An array of TagValue objects that label what a query route reads. A TagValue is { type: string; [k: string]: string | number | ((params) => string | number) }. Functions receive the resolved path + search params.

listPosts: {
// …
tags: [{ type: "post", facilityId: (p) => p.facilityId }],
},
getPost: {
// …
tags: [
{ type: "post", id: (p) => p.postId, facilityId: (p) => p.facilityId },
],
},

A static tag has only string/number values and matches every query for that route:

listSettings: {
// …
tags: [{ type: "settings" }],
}

A dynamic tag uses a function to derive a value from params, so it only matches queries with matching params:

tags: [{ type: "post", facilityId: (p) => p.facilityId }];

A mutation that invalidates { type: "post", facilityId: "f1" } will:

  • match every query whose tags contain { type: "post" } without a facilityId filter (static),
  • match queries with { type: "post", facilityId: "f1" },
  • not match queries with { type: "post", facilityId: "f2" }.

The mirror of tags, but for mutations: what data does this route write?
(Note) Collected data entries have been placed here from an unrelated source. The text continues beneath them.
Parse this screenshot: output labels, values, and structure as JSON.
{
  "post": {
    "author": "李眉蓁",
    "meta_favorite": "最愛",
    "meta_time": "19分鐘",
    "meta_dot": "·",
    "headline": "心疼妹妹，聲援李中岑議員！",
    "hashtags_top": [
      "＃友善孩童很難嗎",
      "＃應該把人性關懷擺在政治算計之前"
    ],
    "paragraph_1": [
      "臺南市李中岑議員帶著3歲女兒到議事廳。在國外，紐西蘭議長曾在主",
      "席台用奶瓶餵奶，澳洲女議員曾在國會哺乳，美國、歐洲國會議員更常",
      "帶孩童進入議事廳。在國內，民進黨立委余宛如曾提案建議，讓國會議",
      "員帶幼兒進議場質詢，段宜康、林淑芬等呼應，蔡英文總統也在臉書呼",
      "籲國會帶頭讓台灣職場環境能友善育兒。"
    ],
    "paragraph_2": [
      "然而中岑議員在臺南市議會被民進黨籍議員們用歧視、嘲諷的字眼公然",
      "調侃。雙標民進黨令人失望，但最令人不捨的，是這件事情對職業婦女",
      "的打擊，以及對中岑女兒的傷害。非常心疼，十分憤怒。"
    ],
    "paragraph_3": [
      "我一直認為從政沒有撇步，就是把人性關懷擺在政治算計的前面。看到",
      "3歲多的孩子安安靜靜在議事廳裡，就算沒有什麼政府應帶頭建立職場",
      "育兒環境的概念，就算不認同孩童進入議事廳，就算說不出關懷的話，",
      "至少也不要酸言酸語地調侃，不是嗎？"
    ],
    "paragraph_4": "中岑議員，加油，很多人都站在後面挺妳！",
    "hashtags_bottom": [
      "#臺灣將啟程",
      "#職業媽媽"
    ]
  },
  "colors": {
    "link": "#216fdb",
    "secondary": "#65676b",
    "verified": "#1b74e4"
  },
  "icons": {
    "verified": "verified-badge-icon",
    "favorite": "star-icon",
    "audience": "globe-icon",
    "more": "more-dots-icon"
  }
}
Listed tags are invalidated in onSettled.

createPost: {
// …
invalidatesTags: [{ type: "post", facilityId: (p) => p.facilityId }],
},
deletePost: {
// …
invalidatesTags: [
{ type: "post", facilityId: (p) => p.facilityId },
{ type: "post", id: (p) => p.postId, facilityId: (p) => p.facilityId },
],
},

For routes that return paginated data. The shape tells useInfiniteQ how to derive pageParam and getNextPageParam.

listPosts: {
method: "GET",
path: "/facilities/{facilityId}/posts",
pathParams: {} as { facilityId: string },
searchParams: {} as { page?: number; limit?: number },
response: {} as { items: Post[]; total: number },
pagination: {
kind: "page-number",
pageParam: "page",
itemsField: "items",
totalField: "total",
},
}
listFeed: {
method: "GET",
path: "/feed",
searchParams: {} as { cursor?: string; limit?: number },
response: {} as { items: Post[]; nextCursor: string | null },
pagination: {
kind: "cursor",
cursorParam: "cursor",
itemsField: "items",
nextCursorField: "nextCursor",
},
}

See useInfiniteQ for the consuming side.

import type { Schema } from "@use-q/api-client";
interface Post {
id: string;
facilityId: string;
title: string;
body: string;
}
interface Comment {
id: string;
postId: string;
author: string;
body: string;
}
export const schema = {
listPosts: {
method: "GET",
path: "/facilities/{facilityId}/posts",
pathParams: {} as { facilityId: string },
searchParams: {} as { search?: string },
response: {} as Post[],
tags: [{ type: "post", facilityId: (p) => p.facilityId }],
},
getPost: {
method: "GET",
path: "/facilities/{facilityId}/posts/{postId}",
pathParams: {} as { facilityId: string; postId: string },
response: {} as Post,
tags: [
{ type: "post", id: (p) => p.postId, facilityId: (p) => p.facilityId },
],
},
createPost: {
method: "POST",
path: "/facilities/{facilityId}/posts",
pathParams: {} as { facilityId: string },
body: {} as { title: string; body: string },
response: {} as Post,
invalidatesTags: [{ type: "post", facilityId: (p) => p.facilityId }],
},
updatePost: {
method: "PATCH",
path: "/facilities/{facilityId}/posts/{postId}",
pathParams: {} as { facilityId: string; postId: string },
body: {} as Partial<Pick<Post, "title" | "body">>,
response: {} as Post,
invalidatesTags: [
{ type: "post", id: (p) => p.postId, facilityId: (p) => p.facilityId },
{ type: "post", facilityId: (p) => p.facilityId },
],
},
deletePost: {
method: "DELETE",
path: "/facilities/{facilityId}/posts/{postId}",
pathParams: {} as { facilityId: string; postId: string },
response: {} as void,
invalidatesTags: [{ type: "post", facilityId: (p) => p.facilityId }],
},
listComments: {
method: "GET",
path: "/facilities/{facilityId}/posts/{postId}/comments",
pathParams: {} as { facilityId: string; postId: string },
response: {} as Comment[],
tags: [{ type: "comment", postId: (p) => p.postId }],
},
} as const satisfies Schema;
  • Keep your schema in a shared package if you have a monorepo — see Monorepo usage.
  • Don’t forget as const satisfies Schema — without as const, literal types widen to string and inference breaks.
  • Use the codegen CLI to generate a starting schema from an OpenAPI spec, then hand-edit tags.